OpenText - A Midcap in the Tech Landscape - FY24
As companies start to reveal their earnings for the fiscal year 2024, here are the results for a stock in my portfolio along with a business valuation.
Welcome to my summary of OpenText’s (OTEX) earnings report for fiscal 2024. For additional context, please refer to my earlier post detailing my valuation methodology.
Year-End Results
OpenText (OTEX) achieved a significant increase in revenues, driven by strong demand for its cloud-based solutions and AI-driven innovations. Earnings per share (EPS) also saw a notable rise, reflecting the company’s efficient cost management and strategic investments. Despite facing challenges in certain markets, OTEX’s commitment to enhancing its product offerings and expanding its global footprint has positioned it well for sustained growth in the coming years.
The Application Modernization and Connectivity (AMC) divestiture for $3.050 billion (CAD) in cash allowed for a reduction in debt lowering OpenText’s net leverage ratio to under 3x. This move is part of OTEX’s strategy to focus on high-growth areas to create better shareholder value.
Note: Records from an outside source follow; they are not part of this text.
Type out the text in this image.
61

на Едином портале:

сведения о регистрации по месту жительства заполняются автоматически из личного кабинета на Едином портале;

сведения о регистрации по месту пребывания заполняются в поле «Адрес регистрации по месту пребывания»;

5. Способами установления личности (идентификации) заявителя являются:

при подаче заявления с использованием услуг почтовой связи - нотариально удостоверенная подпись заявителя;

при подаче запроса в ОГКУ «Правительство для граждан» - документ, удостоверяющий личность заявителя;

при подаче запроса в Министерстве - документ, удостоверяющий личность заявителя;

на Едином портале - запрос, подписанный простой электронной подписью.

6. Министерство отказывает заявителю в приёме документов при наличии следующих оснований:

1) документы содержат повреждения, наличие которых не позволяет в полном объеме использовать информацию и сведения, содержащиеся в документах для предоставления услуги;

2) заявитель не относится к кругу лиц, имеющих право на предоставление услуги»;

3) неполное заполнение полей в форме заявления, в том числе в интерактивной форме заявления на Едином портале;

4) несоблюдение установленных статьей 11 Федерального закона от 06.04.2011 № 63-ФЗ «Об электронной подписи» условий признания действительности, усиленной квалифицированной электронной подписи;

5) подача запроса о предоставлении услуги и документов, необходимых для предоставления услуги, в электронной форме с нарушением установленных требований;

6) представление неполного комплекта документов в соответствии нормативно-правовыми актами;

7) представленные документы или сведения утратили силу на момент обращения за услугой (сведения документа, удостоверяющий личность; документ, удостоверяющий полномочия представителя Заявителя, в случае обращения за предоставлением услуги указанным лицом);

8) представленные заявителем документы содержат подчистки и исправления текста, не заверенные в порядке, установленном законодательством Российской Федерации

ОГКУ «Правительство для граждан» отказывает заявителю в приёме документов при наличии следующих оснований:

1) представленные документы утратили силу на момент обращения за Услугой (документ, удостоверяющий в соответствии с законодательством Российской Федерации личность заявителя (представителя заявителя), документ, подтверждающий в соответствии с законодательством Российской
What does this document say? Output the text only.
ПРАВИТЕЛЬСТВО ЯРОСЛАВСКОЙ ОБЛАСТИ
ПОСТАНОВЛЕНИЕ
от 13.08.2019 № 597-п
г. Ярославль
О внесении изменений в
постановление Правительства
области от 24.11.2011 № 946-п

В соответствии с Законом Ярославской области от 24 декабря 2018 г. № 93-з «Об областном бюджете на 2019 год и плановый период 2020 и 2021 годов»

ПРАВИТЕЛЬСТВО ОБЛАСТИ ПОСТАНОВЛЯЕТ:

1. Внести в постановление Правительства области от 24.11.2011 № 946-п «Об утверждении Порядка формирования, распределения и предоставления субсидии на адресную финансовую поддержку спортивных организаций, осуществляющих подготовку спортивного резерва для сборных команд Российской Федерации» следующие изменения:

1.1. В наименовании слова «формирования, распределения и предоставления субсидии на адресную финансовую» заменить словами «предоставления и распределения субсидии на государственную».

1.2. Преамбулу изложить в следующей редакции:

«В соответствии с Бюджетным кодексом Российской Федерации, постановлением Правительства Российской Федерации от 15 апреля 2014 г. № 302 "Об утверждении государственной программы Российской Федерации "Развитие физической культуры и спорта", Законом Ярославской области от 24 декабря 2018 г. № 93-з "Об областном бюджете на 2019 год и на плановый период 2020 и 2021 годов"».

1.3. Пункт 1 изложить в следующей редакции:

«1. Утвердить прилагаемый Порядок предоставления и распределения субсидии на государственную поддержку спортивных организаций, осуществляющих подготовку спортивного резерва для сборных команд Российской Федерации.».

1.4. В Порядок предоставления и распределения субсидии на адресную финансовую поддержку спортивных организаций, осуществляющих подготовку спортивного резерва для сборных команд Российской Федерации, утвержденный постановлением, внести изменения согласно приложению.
Revenues saw a 29% increase.
Earnings per share (EPS) increased by 205%, with adjusted EPS up by 27%.
Dividends per share (DPS) increased by 3%.
Operating cash flow (OCF) was $968 million, and free cash flow1 (FCF) was $808 million.
The payout ratio improved to 58%.
The long-term debt to equity ratio was 1.56.
The average share price growth was +1% over 5 years, -5% over 3 years, and +9% over the last year.
The count of outstanding shares slightly decreased.
Investor Presentation Highlights
Strategic Focus. The company is transforming for growth in cloud, security, and AI, with significant investments in these areas.
OpenText is integrating AI and security into its cloud offerings, with products like Titanium X and various AI-driven solutions to enhance customer productivity and value.
A diversified company in information management.
Facilitates automation and integration of data sets across various platforms becoming a trusted leader in this area.
Building shareholder value through return of capital to shareholders via dividends and buybacks.
A key focus to accelerate cloud growth and boost free cash flows now that Micro Focus integration is complete.
Biggest share buyback announced ($300M US). For the first time, the value is expected to surpass that of dividends, signaling confidence in the company's growth.
Mergers and acquisitions also in sight on smaller to medium cloud companies.
My Own Valuation
OTEX represents a speculative play for me, occupying a small yet high-potential segment of my portfolio. The company's steady innovation and expansion of market share render it an attractive investment. It is trading at a reasonable price, though it operates in a highly competitive market. Nevertheless, the company's solid recurring revenue and its commitment to reducing debt to acceptable levels are commendable. With this investment, patience is essential.
Mid-cap Canadian companies, often overlooked by analysts, tend to have scarce ratings. Nevertheless, these ratings align closely with my analysis. The pattern of increasing revenues, rising adjusted earnings, and growing dividends is consistent with my investment thesis.